An algorithm is a step-by-step procedure that guarantees a correct solution if followed precisely, but it can be slow or impractical for large problems. A heuristic is a mental shortcut or rule of thumb that is faster and often effective but does not guarantee success and can introduce systematic errors when applied in the wrong situation.
What are common barriers to effective problem solving?
Common barriers include mental set, where an old approach is applied even when it no longer fits; functional fixedness, the tendency to see objects only in their usual use; confirmation bias and premature closure; and a faulty initial representation of the problem. Anxiety, fatigue, time pressure, and limited working memory can further impair performance.
Can problem-solving skills be improved?
Yes.
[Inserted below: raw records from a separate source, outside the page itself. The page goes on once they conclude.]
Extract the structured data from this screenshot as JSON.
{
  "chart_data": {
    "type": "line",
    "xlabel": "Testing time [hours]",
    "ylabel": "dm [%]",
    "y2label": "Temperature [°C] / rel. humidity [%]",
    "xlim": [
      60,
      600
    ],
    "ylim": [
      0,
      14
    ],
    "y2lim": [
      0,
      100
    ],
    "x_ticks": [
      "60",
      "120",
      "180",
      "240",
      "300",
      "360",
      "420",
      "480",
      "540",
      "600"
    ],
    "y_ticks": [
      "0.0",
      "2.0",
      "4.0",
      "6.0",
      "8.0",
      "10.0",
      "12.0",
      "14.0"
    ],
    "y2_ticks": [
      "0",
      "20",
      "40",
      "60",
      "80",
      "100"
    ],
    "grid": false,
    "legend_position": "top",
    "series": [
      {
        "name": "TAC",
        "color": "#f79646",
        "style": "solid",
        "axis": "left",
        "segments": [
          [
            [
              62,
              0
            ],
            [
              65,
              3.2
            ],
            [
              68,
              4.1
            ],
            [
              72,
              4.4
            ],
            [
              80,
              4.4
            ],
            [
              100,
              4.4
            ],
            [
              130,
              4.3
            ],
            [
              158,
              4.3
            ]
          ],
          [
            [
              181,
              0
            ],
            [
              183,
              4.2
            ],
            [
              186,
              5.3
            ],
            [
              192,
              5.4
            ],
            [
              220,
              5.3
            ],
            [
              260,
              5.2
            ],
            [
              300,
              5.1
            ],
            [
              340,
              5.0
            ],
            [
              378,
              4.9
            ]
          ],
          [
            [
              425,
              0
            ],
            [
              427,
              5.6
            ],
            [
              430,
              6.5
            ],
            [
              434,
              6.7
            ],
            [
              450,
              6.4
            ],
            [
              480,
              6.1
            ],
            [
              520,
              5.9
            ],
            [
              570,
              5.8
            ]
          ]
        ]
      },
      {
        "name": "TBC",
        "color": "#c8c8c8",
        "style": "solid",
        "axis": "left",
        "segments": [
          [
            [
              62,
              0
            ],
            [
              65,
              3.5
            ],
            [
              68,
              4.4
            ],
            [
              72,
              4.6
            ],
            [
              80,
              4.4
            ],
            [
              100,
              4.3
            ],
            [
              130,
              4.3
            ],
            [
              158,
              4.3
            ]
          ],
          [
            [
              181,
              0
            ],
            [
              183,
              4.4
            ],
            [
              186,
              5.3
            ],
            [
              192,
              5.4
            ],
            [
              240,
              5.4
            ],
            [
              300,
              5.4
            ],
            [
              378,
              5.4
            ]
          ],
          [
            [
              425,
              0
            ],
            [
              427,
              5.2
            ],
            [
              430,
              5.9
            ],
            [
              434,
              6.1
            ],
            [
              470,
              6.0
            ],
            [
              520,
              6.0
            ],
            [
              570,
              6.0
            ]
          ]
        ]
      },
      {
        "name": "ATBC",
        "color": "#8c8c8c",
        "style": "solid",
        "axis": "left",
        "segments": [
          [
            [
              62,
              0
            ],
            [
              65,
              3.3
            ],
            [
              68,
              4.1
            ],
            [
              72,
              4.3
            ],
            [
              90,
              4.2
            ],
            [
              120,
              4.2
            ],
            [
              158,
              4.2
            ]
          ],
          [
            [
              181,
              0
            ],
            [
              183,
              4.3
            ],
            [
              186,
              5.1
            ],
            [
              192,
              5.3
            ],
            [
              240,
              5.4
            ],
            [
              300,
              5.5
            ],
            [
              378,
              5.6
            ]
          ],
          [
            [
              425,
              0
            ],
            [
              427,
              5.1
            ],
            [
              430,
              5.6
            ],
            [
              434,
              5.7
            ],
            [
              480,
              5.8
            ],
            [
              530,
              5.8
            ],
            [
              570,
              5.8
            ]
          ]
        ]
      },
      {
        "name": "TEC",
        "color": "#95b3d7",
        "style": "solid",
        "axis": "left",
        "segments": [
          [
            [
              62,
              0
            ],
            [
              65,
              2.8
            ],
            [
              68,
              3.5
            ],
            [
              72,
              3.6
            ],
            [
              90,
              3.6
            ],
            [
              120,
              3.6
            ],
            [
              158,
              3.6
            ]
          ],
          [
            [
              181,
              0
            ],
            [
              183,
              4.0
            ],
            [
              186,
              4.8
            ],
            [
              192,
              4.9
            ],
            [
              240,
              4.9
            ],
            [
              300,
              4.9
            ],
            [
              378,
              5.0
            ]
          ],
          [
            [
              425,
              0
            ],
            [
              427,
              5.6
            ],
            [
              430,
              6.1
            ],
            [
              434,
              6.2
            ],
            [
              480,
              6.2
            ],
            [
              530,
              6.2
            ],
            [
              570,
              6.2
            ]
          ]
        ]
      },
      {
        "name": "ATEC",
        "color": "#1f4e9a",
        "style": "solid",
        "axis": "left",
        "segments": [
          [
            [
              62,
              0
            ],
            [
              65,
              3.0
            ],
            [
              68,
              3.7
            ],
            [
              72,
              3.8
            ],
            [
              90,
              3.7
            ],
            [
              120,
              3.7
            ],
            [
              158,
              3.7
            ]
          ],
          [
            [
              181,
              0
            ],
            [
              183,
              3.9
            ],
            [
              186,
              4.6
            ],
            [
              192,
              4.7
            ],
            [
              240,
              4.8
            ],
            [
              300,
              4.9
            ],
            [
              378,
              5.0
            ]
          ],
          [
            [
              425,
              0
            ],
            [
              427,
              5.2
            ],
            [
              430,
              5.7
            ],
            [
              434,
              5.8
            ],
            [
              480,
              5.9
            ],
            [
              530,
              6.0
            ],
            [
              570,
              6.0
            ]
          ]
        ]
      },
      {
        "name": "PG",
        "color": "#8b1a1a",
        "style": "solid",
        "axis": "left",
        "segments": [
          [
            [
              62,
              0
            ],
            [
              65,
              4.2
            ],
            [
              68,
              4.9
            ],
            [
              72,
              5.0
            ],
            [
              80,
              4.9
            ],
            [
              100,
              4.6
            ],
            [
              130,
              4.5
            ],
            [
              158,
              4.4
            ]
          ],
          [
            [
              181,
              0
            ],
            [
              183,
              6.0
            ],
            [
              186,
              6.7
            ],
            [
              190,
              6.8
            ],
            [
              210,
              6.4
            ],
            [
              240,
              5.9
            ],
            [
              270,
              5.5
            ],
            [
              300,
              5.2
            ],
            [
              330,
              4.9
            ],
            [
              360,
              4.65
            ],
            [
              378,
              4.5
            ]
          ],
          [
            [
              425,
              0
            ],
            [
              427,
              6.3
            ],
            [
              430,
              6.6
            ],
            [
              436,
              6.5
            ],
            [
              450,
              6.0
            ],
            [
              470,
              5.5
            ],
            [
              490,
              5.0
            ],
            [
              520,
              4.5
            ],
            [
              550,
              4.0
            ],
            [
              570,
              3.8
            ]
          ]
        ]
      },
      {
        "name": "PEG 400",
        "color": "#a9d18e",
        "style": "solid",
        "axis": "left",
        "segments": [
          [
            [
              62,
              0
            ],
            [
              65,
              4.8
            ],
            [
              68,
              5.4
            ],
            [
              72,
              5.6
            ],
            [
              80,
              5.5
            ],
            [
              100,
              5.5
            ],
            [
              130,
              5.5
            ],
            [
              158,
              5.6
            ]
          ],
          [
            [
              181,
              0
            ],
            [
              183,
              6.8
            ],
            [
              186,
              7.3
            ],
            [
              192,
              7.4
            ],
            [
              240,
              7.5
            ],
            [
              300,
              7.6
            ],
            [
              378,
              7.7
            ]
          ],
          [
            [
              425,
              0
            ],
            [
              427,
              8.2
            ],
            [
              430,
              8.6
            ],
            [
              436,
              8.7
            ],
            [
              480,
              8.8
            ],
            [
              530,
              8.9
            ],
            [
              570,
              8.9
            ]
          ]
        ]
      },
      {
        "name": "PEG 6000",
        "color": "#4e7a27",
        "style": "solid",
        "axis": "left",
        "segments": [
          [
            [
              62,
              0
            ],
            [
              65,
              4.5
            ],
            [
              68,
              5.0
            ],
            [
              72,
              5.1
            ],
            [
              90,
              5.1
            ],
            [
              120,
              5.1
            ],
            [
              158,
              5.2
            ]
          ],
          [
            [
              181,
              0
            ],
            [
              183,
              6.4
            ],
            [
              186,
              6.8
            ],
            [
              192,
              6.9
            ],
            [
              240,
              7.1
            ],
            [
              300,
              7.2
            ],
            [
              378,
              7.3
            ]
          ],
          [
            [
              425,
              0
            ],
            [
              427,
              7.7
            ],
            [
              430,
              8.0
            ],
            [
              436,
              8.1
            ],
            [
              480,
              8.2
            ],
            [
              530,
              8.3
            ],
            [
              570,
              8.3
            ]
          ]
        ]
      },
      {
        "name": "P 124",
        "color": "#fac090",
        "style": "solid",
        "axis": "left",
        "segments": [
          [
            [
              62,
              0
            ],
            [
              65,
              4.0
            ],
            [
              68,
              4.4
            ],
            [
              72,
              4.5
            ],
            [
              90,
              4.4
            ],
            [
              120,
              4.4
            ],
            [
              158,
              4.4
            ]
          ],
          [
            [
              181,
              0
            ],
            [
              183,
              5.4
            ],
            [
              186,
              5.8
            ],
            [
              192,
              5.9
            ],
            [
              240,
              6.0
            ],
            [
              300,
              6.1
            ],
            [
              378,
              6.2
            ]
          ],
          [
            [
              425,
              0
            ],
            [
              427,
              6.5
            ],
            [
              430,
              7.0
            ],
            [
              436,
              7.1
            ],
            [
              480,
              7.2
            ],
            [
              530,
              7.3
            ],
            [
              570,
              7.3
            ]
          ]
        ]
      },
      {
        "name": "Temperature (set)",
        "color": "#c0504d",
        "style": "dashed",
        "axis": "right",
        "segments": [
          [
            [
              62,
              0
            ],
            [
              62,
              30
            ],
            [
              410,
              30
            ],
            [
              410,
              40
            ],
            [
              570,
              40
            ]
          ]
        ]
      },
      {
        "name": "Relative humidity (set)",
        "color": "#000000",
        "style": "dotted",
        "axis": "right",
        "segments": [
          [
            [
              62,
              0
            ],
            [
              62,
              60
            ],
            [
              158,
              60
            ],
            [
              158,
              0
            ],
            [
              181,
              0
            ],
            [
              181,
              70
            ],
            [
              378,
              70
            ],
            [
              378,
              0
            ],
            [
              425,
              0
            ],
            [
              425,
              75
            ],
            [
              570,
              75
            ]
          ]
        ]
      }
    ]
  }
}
Skills improve with deliberate practice, building domain knowledge, learning general strategies such as working backward and means-ends analysis, and developing metacognitive habits like restating the problem, checking assumptions, generating alternatives, and reviewing solutions. Transfer is strongest when learners practice across many varied examples.
What is insight in problem solving?
Insight is the sudden emergence of a solution after a period of impasse, often experienced as an "aha" moment. It is associated with restructuring how the problem is represented rather than with gradual, step-by-step search. Gestalt psychologists studied it extensively, and stepping away from a problem to allow incubation can sometimes trigger it.
Conclusion
Problem solving is among the most distinctly human of cognitive abilities and one of the most thoroughly studied in psychology. From Thorndike's puzzle boxes and Köhler's insightful apes to Newell and Simon's problem spaces, the field has built a clear picture of how minds bridge the gap between where they are and where they want to be. The mind represents the problem, searches a space of possibilities using algorithms and heuristics, and sometimes leaps forward through sudden restructuring — all while contending with the mental sets, fixedness, and biases that can hold it back.
The practical payoff is considerable. Because problem solving underlies success in education, work, science, and mental health, understanding its mechanics gives us levers to improve. Better representation, deeper knowledge, explicit strategies, varied practice, and active metacognition reliably make people more capable solvers. Problem solving is not a fixed gift but a set of disciplined habits anyone can sharpen.